EPA officials said Monday that states would be given flexibility to present plans for meeting the emission reduction goals. They also indicated that they would allow multi-state plans, and that initiatives such as the RGGI could be used to show progress toward the goals, if they met certain criteria.
ENERGY COSTS VS. EMISSIONS LIMITS
Jessamine Logan, spokeswoman for the Maine Department of Environmental Protection, said the department was still analyzing the potential implications of the rules, but that any federal action “should preserve states’ rights and not disadvantage the states that took early action to reduce carbon dioxide emissions.”
“Maine must balance new initiatives with its need for low-cost energy,” Logan said in a prepared statement. “Maine will continue to encourage replacement of higher-emitting (carbon dioxide) fuels with carbon-neutral renewable energy sources and low carbon-emitting natural gas, which are cost-effective ways to reduce greenhouse gas emissions in Maine and support economic growth.”
In Maine, 42 percent of power generation comes from natural gas-fired plants, followed by hydropower (26 percent), biomass (23 percent) and wind (6 percent).
Six power plants in Maine are regulated under the RGGI: Wyman Station in Yarmouth, Independence Energy in Veazie, the Westbrook Energy Center, Rumford Power, and the co-generation plants operated by Verso Paper in Bucksport and Jay.
Verso Paper generates most of its power by burning woody biomass. The Wyman Station plant is oil-fired but typically operates only a few days a year, when electricity demand skyrockets or natural gas is in short supply.
PRAISE FOR FLEXIBILITY IN DRAFT RULE
The owner of Westbrook Energy, Texas-based Calpine Corp., praised the EPA proposal’s flexibility.
“Calpine supports the EPA’s proposal because we believe it will ensure continued progress toward cleaner energy in a way that supports ongoing (power) grid reliability while allowing market forces to work to deliver the lowest-cost solution for reducing GHG emissions,” CEO Thad Hill said in a prepared statement.
Others saw economic opportunities in the federal regulations.
“The U.S. EPA’s new proposed regulations to reduce carbon dioxide emissions from existing power plants could be an opportunity for Maine companies,” Jeff Marks, executive director of the Environmental & Energy Technology Council of Maine, said in a written statement. “The draft rule provides multiple options for states and utilities to meet the standard, including increased energy efficiency, conversion to natural gas, market-based trading and investment in renewable energy.”
Mark Green, an environmental science professor at St. Joseph’s College in Standish, said the acidity of oceans is already rising because of increasing levels of carbon dioxide in the atmosphere. As oceans become more acidic, clams, lobsters and other organisms in the Gulf of Maine have problems growing or maintaining shells.
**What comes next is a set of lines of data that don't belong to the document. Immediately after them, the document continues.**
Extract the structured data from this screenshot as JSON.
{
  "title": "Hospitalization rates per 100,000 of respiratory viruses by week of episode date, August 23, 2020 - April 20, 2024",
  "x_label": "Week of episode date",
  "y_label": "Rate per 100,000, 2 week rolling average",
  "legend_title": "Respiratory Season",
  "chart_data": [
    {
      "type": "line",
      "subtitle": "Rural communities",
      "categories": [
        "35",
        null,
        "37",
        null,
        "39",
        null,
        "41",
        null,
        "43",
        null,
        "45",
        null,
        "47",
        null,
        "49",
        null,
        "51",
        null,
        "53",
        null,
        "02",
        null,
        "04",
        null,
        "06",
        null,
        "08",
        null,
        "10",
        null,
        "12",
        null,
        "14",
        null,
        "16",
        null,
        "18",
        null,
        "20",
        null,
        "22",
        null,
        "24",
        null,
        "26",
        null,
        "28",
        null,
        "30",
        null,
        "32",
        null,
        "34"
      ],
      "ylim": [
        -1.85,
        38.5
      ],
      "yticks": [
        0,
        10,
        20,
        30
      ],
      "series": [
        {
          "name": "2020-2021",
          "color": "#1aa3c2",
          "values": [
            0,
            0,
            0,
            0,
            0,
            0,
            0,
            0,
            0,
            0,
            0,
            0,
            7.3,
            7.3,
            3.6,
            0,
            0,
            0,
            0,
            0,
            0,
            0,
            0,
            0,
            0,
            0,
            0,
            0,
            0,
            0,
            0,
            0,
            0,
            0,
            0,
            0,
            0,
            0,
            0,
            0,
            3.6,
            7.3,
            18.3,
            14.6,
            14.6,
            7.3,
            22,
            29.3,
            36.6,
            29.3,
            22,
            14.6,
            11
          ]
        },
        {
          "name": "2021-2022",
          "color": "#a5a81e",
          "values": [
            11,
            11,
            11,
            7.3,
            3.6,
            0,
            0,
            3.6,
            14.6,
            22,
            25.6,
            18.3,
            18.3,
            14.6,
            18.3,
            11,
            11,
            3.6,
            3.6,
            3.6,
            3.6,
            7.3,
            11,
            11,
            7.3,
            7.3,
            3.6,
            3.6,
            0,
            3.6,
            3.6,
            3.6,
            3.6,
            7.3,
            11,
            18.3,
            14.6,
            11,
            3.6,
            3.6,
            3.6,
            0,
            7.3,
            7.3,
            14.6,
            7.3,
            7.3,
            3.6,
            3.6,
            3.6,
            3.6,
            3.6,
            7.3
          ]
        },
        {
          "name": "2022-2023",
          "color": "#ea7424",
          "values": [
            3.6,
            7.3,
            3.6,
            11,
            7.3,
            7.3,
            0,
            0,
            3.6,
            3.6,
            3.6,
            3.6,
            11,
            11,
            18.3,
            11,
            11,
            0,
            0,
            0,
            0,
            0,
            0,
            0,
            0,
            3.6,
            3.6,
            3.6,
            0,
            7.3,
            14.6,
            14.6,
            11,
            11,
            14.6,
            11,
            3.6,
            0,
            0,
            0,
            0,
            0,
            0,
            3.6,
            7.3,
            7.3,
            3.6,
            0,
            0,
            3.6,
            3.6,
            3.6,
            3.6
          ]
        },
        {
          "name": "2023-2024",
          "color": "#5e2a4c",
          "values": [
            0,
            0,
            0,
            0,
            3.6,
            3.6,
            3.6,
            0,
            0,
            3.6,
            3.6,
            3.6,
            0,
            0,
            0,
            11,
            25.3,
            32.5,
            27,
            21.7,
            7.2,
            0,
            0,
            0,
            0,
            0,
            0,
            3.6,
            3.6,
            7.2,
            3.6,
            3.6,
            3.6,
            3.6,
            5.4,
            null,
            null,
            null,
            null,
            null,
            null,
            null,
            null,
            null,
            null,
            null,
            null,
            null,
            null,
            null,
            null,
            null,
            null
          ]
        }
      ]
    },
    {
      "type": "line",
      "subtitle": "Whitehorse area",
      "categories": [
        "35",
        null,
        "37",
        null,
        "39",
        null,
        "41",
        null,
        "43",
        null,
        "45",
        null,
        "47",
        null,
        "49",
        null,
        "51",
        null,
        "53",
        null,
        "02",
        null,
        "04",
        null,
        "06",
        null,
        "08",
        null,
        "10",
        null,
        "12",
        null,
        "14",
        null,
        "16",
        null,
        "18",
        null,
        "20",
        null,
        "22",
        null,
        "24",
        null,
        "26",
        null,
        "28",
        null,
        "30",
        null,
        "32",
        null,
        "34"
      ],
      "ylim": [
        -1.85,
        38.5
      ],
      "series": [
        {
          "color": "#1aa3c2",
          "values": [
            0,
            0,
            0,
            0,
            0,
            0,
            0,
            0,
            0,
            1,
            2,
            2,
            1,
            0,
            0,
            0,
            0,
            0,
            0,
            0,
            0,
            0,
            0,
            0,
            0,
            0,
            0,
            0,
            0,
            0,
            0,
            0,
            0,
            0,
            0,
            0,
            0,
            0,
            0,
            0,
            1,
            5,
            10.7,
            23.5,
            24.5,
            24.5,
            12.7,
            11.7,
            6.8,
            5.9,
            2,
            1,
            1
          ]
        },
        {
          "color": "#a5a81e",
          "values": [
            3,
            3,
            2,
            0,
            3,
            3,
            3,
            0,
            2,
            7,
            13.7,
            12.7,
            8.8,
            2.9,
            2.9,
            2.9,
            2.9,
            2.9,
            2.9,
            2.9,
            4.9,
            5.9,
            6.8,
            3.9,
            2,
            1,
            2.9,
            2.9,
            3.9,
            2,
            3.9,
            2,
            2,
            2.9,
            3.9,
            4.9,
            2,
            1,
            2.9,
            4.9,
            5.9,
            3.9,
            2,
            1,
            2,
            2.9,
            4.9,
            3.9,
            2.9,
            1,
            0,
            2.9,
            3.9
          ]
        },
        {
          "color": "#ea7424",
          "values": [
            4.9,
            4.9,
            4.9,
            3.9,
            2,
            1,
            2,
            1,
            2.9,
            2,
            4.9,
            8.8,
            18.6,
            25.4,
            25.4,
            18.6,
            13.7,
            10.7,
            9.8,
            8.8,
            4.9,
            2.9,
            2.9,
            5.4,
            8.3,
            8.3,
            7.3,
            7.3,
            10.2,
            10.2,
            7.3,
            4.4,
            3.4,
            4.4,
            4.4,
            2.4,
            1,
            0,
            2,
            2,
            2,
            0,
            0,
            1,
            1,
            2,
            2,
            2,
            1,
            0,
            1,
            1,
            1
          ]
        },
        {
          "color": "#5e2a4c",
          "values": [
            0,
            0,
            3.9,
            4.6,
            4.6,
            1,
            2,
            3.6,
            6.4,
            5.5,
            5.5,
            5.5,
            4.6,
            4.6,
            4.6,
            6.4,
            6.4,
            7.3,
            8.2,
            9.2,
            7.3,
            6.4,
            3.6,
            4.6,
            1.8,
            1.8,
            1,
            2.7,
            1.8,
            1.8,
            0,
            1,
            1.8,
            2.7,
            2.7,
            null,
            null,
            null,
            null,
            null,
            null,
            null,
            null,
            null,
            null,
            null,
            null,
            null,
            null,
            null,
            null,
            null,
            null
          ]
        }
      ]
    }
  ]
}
“These new EPA standards and rules are going to go a long way toward addressing ocean acidification,” Green said.
DELEGATION IN CONGRESS SUPPORTIVE
Members of Maine’s congressional delegation were largely supportive of the proposals.
Independent Sen. Angus King and Democratic Reps. Chellie Pingree and Mike Michaud praised the flexibility of the EPA’s rules and predicted that the emphasis on renewable energy will help spur job creation in Maine’s burgeoning “clean energy sector.”
“The EPA regulates toxins like lead, mercury and arsenic. There is no reason why carbon pollution should be given a pass and I’m glad the EPA is proposing these reductions,” Pingree said in a prepared statement.
Republican Sen. Susan Collins was more reserved, saying climate change is “a significant challenge that requires global solutions in order to reduce greenhouse gas pollution worldwide.”
“I will carefully review EPA’s wide-ranging and complex proposal to reduce carbon emissions from existing fossil-fueled power plants,” Collins said in a prepared statement.